Around the Etihad there was a mini village of shops, drinking outlets and even a stage for a band. There was also a memorial garden where ashes could be scattered if a recently departed loved one has this as a last wish. All this, according to Philip, was the work of Garry Cook, the previous Manchester City chief executive. Despite the unfortunate way he left his post, Philip informed us that he had overseen a great deal of good work around the ground. I was certainly impressed with it all.
At around 2.15pm we took our seats in the stand and, whilst I watched the warm-up, Gemma read the programme. After finding a mistake in the NCFC edition last week (a bargain at a sports shop was now £17, having been reduced to £10!) she scoured the pages for errors and triumphantly pointed out that City had a new goalkeeper for the day, James Ruddy.
And to the game – which was as tough for City as we had all anticipated. All I can say about the first half is that the away supporters had an excellent view of proceedings, as almost all the play was in right in front of us.
Manchester City were an outstanding team, worked hard and passed it around well, had great movement off the ball – and so they should for £400m.
City battled hard, never stopped giving their all, but after half an hour the inevitable goal came, and Gemma and I were relieved we got into half-time only a goal down. I consoled myself with the thought that if Steve Morison had scored it could have all been so different, in a very half glass full sort of way.
At the start of the second half City had another early chance, didn’t take it and then chased the ball around for a few minutes.
Then disaster struck when an innocuous-looking free-kick from the inside left channel was not dealt with and it skipped past John Ruddy into the net. It was very similar to the goal that QPR nearly scored last week, just before half-time.

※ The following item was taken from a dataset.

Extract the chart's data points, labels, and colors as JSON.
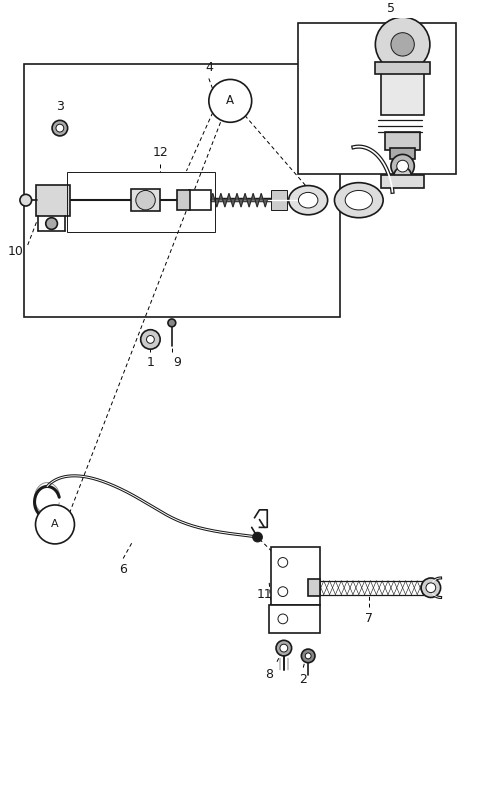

Soon it was 3-0, and the remaining 20 minutes was now looking like a very long time.
Then from a corner Morison gave us hope with a neatly-taken header and all I started to think was, “If we could nick another one the last few minutes could be very interesting”.
Unfortunately, my wildly optimistic hopes proved to be just that as City conceded a pair of late goals, which only served to emphasise the huge difference between the Premier League “haves” and “have-nots”.
We’ll have our revenge in the home game.